Si conclude l’anno sacerdotale

Riflessioni sul presbiterato (prima parte)


Venerdì scorso, solennità del Sacro Cuore di Gesù, papa Benedetto XVI ha concluso l’Anno Sacerdotale con una grande concelebrazione eucaristica in Piazza San Pietro, presenti sacerdoti da tutto il mondo.

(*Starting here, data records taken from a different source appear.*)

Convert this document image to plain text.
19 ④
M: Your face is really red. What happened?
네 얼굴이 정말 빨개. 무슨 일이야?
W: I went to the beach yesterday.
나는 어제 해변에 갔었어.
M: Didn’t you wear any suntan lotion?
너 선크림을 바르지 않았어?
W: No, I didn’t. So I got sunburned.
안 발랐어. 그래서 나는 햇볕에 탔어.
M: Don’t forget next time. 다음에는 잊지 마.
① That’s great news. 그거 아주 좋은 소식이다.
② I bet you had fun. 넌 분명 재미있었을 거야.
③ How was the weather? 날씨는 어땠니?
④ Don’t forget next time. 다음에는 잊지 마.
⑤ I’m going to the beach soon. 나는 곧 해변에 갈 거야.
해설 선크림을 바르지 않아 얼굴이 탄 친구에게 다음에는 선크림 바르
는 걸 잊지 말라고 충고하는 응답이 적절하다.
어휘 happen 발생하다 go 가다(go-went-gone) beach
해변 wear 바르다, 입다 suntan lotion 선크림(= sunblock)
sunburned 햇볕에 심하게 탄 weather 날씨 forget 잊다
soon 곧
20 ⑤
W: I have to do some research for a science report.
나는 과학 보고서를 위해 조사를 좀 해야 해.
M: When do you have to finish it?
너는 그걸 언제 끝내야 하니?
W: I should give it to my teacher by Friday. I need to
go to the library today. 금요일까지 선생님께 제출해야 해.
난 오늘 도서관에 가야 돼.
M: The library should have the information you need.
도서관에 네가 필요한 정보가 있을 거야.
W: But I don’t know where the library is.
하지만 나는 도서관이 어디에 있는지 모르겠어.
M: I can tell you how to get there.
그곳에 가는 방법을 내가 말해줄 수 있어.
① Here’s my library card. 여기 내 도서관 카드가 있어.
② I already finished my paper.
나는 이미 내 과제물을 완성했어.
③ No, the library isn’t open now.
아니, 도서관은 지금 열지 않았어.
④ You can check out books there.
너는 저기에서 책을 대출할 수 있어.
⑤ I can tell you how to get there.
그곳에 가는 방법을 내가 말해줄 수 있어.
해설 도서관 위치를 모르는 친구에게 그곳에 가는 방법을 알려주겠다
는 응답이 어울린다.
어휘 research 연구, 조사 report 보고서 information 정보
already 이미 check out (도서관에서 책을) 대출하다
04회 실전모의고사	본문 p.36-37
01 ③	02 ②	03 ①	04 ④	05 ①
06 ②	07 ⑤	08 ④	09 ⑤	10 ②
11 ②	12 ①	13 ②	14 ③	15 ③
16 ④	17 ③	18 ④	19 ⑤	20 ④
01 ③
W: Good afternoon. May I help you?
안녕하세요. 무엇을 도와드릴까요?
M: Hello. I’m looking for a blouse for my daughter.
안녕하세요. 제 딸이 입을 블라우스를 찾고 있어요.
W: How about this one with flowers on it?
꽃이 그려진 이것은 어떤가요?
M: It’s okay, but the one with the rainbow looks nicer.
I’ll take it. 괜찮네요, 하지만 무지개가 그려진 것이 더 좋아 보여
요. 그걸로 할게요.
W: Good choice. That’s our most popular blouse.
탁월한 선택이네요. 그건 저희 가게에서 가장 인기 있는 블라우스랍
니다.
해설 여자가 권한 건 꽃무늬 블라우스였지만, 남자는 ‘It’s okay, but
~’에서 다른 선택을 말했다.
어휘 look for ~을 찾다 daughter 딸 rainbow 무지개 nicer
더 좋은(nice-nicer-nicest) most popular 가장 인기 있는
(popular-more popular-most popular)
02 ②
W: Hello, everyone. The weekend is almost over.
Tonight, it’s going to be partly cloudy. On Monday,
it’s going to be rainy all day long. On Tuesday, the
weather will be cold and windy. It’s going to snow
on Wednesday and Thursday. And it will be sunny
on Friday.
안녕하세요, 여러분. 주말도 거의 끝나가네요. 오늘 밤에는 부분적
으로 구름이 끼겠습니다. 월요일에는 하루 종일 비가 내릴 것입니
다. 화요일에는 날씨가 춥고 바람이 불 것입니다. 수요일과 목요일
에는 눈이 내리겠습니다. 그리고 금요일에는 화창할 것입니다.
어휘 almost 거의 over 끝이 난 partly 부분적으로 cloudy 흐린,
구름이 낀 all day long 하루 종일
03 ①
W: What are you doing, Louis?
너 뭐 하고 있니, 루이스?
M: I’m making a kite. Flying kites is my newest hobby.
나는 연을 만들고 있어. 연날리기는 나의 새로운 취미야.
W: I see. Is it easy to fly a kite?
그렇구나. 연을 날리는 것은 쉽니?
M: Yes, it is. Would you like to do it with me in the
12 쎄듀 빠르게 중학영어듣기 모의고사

Fu lui, lo scorso anno a desiderare ed indire uno speciale anno di riflessione e preghiera per le vocazioni presbiterali e per una più piena comprensione del ministero sacerdotale, in occasione dei 150 anni dalla morte del Santo Curato Giovanni Maria Vianney: «Tale anno vuole contribuire a promuovere l’impegno d’interiore rinnovamento di tutti i sacerdoti per una loro più forte ed incisiva testimonianza evangelica nel mondo di oggi», si leggeva nella lettera di indizione.  Molto è stato scritto sui preti e sul presbiterato, moltissimi i pellegrinaggi compiuti dai sacerdoti di tutto il mondo ad Ars, la cittadina sposata e benedetta da un prete santo e fedele. Oggi e la prossima domenica, vorrei solo annotare delle semplici riflessioni che ci aiutino a comprendere l’eredità di questi mesi, che purtroppo sono stati particolarmente difficili per Chiesa, duramente colpita dagli scandali degli abusi sui minori compiuti proprio da alcuni sacerdoti.